Thursday, October 7, 2010

Confronting a Sea of Past Admiration and Criticism

While I have long anticipated the opportunity to write about C.S. Lewis in an academic setting, now that I am actually undertaking the task I find it overwhelming. Laura Miller, in her reflections on Narnia dispersed throughout her memoir, The Magician's Book, wrote on the same conundrum that I am facing now: how can you write critically about an author and series you have so long revered?

From my childhood, C.S. Lewis and Walt Disney were figures I idealized as the embodiment of imagination. Discovering The Lion, the Witch and the Wardrobe through a inexpensive BBC television production from the 1980s, I practically salivated at the idea of going through a closet and coming out into another world. Narnia was not my first encounter with the fantasy genre -- I already had obsession with fairy tales, especially as dramatized in the Shelley Duvall television series Faerie Tale Theater -- but there was something about the wardrobe gateway that fed my hunger for the supernatural in a way the tales before had not done as effectively. This idea of a magic gateway was not original, as Burton Hatlen points out in speaking of how Philip Pullman was influenced by C.S. Lewis in His Dark Materials, and I did indeed have an Oz obsession for a few years that I am sure was fed in part by the cyclone that brought Dorothy to that land in that series' first book.

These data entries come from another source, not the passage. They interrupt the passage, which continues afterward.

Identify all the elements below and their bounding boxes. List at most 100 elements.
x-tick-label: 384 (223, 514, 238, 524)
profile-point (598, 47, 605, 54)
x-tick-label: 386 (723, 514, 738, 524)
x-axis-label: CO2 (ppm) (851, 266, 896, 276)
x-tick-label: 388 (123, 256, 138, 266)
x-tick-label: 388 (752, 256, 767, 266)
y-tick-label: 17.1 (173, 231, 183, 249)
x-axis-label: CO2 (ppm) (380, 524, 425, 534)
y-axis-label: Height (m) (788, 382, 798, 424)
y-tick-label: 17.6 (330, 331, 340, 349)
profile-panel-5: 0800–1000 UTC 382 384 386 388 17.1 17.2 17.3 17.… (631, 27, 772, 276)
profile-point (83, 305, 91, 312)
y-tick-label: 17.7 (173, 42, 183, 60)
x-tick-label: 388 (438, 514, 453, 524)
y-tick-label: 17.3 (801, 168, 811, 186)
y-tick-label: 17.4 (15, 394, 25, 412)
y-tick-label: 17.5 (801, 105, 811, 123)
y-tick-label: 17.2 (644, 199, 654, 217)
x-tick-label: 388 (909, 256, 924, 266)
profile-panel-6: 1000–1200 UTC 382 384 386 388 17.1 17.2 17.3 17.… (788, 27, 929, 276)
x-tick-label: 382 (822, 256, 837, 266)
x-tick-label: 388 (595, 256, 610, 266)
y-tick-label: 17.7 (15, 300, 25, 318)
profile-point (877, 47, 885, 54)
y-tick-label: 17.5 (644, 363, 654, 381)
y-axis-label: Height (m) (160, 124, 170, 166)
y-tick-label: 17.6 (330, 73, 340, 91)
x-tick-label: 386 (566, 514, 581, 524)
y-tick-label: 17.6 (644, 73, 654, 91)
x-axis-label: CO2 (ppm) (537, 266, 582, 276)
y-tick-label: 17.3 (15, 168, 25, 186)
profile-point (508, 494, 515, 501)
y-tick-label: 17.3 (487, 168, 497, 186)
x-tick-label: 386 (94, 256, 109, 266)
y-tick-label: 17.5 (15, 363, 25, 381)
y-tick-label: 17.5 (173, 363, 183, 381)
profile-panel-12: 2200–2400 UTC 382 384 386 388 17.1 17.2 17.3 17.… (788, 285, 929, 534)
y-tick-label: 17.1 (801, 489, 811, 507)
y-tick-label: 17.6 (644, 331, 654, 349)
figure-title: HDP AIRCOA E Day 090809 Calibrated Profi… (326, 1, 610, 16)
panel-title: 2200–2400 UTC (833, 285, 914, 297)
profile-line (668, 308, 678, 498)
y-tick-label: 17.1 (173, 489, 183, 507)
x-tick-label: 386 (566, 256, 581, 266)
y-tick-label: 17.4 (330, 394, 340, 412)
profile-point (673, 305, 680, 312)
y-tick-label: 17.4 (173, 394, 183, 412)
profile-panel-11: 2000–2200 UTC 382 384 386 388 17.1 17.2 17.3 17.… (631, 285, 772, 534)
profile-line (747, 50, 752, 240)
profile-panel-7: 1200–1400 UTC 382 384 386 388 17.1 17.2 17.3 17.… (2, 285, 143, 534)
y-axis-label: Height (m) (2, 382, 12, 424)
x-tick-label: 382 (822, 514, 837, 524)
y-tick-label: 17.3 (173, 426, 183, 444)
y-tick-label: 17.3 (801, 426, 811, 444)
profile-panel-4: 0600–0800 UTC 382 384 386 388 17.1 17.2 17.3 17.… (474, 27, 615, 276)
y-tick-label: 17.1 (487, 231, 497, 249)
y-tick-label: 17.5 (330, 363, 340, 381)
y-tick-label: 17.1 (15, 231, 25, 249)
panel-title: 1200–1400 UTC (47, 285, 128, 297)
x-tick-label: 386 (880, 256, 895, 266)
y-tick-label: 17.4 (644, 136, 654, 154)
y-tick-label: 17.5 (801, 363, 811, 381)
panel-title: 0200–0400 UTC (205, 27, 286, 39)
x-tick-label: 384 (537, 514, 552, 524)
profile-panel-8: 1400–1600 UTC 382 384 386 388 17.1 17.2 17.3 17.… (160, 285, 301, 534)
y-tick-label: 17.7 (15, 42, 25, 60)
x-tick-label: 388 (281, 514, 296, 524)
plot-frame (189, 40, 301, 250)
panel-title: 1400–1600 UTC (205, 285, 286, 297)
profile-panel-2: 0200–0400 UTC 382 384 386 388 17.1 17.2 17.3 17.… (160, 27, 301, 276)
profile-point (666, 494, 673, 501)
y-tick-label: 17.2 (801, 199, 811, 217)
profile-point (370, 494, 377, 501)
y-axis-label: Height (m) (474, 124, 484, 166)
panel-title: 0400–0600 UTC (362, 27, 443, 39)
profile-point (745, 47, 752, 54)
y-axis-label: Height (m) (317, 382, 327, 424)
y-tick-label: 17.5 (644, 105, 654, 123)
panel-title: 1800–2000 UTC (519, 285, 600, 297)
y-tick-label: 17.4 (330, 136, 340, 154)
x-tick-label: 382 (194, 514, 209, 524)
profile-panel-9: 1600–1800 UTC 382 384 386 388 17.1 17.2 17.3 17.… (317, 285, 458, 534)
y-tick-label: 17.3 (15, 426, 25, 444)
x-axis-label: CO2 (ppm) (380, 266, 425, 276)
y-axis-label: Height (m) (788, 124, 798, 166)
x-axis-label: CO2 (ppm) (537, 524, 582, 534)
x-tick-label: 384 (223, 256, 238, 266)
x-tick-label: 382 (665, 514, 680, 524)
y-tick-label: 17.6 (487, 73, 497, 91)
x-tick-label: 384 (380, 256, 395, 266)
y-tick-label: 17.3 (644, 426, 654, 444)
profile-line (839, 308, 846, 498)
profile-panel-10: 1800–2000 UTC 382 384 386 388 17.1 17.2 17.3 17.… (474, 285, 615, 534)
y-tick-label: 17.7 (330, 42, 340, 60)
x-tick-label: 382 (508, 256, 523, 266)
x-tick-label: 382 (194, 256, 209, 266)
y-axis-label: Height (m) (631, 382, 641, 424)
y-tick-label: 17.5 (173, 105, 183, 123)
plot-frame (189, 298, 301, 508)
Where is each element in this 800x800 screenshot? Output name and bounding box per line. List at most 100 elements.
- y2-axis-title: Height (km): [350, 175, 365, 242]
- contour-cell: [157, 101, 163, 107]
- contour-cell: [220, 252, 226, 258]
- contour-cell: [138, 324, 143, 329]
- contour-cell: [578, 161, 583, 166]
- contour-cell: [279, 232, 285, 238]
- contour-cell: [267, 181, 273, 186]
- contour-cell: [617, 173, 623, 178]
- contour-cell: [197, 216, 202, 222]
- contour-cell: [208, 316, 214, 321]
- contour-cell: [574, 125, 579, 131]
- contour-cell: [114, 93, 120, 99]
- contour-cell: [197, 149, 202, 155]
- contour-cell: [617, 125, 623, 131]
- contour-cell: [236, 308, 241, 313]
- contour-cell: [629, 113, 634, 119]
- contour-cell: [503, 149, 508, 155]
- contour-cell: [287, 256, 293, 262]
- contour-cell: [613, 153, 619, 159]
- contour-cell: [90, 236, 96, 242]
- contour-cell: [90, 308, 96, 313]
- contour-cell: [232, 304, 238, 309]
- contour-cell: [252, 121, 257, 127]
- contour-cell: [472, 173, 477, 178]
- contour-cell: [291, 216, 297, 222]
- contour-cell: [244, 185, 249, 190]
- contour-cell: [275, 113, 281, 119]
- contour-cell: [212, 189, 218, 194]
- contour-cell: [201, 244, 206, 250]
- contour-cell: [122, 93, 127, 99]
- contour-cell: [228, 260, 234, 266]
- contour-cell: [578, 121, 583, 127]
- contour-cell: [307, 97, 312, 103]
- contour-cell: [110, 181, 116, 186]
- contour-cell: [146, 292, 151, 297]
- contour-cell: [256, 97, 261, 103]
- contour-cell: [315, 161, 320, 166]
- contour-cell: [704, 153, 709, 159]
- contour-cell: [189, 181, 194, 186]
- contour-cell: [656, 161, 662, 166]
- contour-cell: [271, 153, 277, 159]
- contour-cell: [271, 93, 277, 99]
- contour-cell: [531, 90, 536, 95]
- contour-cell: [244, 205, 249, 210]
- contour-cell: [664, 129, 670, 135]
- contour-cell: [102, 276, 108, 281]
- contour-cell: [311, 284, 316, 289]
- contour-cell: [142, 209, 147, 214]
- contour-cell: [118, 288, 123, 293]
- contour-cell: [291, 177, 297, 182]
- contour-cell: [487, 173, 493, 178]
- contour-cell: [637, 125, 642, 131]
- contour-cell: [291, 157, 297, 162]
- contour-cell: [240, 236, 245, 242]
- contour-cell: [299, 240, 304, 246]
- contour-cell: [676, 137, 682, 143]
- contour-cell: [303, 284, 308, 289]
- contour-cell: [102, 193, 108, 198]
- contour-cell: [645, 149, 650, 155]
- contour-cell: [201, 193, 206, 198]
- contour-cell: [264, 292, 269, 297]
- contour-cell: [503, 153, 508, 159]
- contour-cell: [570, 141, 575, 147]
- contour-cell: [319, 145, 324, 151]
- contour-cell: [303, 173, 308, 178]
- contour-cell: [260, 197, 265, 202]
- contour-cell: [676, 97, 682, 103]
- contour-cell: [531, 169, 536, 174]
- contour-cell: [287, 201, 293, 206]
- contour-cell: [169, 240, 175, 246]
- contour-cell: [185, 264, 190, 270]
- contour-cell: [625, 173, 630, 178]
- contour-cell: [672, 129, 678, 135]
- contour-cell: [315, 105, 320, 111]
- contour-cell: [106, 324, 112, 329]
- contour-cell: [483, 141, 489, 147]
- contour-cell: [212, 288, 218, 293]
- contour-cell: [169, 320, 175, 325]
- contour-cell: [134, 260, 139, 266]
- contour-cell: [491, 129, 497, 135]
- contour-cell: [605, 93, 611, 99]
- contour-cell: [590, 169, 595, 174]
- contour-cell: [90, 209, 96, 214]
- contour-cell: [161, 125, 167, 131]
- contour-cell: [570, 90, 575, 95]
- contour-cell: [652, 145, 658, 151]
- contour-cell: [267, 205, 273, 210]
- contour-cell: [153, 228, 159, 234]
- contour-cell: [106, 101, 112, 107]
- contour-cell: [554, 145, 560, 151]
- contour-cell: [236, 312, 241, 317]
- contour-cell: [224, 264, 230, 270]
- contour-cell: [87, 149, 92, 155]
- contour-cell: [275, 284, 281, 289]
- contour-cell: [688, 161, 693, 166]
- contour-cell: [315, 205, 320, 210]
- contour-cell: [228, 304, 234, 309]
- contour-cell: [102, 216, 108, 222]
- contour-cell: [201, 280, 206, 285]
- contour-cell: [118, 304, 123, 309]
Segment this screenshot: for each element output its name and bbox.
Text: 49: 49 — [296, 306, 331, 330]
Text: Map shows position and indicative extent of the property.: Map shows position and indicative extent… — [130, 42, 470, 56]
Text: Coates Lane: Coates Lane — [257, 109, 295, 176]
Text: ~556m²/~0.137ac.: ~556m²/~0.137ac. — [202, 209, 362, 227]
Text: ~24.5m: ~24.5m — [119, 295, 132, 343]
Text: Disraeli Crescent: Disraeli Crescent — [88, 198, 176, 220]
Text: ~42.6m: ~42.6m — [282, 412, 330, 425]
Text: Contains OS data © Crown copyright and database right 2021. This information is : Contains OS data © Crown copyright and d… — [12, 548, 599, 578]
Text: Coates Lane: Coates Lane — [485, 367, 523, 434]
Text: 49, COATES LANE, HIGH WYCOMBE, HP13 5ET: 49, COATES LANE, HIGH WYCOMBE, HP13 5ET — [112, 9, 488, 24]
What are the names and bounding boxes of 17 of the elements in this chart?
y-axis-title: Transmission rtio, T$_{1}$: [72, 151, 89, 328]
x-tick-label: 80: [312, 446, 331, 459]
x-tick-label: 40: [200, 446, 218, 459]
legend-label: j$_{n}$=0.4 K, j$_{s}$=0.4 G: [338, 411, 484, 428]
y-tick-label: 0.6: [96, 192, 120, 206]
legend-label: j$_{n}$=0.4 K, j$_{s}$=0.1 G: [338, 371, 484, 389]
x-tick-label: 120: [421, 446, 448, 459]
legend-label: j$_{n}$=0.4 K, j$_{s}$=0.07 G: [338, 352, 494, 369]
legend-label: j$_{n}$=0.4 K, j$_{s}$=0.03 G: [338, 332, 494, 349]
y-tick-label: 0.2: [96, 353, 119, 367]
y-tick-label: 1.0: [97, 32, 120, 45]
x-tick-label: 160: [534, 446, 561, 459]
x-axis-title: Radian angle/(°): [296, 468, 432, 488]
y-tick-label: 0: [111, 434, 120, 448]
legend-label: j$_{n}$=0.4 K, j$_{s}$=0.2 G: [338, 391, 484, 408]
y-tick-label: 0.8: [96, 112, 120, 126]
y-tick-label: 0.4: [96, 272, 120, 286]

But while my Oz obsession has faded, aside from an interest in dark revisionist interpretations of its characters that are not, as others have criticized Baum as being, so sanitary, I still love Narnia.

In speaking of my ability to criticize Lewis I do not want to simplify the situation. In the intervening years since childhood I have read a significant amount Narnia criticism, and am perhaps hyperaware of what many consider unsavory in the books. I was even excited in rereading The Voyage of the Dawn Treader to discover own easily the Dufflepuds could be categorized as a culture ruined by colonial influence, a complaint which, if I had read of it before, did not stick as prominently in my memory as, for example, Philip Pullman's complaints about Susan's depiction in The Last Battle or his and others' criticism of the Caloremen culture. I am no longer an unreserved fan of Lewis, then, but because I have read so much by and about him I am almost afraid to express myself. As I weigh other opinions along with my admiration, I am at the point where I am wondering if I will ever be able to come to a conclusion on the author and on Narnia which is really mine.